You often pay dearly for the truth. In Venezuela, freelance journalist Darvinson Rojas spent 12 days in prison for a tweet questioning official pandemic figures. In India, newspaper reporter Vijay Vineet is facing a possible six-month jail sentence for reporting that lockdown restrictions forced hungry kids to eat cattle fodder. In Bangladesh, the well-known cartoonist Ahmed Kabir Kishore is facing a possible life sentence for posting cartoons on Facebook about politics during the Covid-19 crisis that alluded, inter alia, to corruption.

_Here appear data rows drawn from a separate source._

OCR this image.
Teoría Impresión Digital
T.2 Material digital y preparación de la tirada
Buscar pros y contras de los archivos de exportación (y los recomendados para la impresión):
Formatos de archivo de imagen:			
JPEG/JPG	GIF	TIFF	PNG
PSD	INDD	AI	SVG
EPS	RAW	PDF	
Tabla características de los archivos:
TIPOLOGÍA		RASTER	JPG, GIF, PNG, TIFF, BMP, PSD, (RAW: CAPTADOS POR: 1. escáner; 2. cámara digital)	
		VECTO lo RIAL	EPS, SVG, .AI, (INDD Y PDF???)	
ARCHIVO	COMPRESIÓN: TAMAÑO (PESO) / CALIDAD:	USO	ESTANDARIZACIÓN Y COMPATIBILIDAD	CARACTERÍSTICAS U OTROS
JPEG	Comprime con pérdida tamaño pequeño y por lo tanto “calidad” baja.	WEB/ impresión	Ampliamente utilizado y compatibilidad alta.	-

Others have avoided prison but can no longer work. After a lengthy and violent police interrogation over an article questioning the Kingdom of Eswatini’s handling of the Covid-19 crisis, Swati Newsweek website editor Eugene Dube had to flee to neighbouring South Africa. Chris Buckley, a Beijing-based reporter for the New York Times, was forced to leave China after spending 76 days in Wuhan at the height of the outbreak. For the first time in 24 years, his visa was not renewed.
Many of these heroes displayed courage in resisting pressure and censorship. They include Caixin, an independent English and Chinese-language media outlet in Beijing whose reporting has questioned the Chinese government’s narrative. For some, such as Afghan reporter Anisseh Shahid, it took courage to simply keep reporting in the field with the threat of infection compounding the threat of a Taliban attack. In the United States, several White House correspondents have distinguished themselves by their perseverance in adversity. Despite constant attacks by President Trump and his aides, they continue week after week to question his handling of the pandemic.
This exceptional crisis has also produced innovative initiatives that have helped to get the facts out and combat disinformation. In Africa, the Ivorian web radio WA FM and the Togolese news site TogoCheck were created to combat rumours and fake news and disseminate trustworthy information that the public can use to protect themselves and their health. In Brazil, alternative media outlets pooled resources to form a “Gabinete de crise” to inform the abandoned inhabitants of Rio de Janeiro’s favelas, while the Wayuri Network’s journalists have risen to the challenge of informing more than 750 indigenous communities in the Amazon. In Russia, 25 media outlets formed Syndicate-100 to make it easier for medical personnel, who have been hit hard by the epidemic, to report problems and alert the public.
Finally, RSF pays a special tribute to journalists in Guayaquil, Ecuador’s business capital and the site of Latin America’s biggest Covid-19 outbreak. The photos of bodies in Guayaquil’s streets have gone around the world. Despite being unprepared and lacking personal protective equipment, the city’s journalists have continued to work and to report in locations with a high infection rate. And this has taken a heavy toll. Thirteen of them have died of the virus.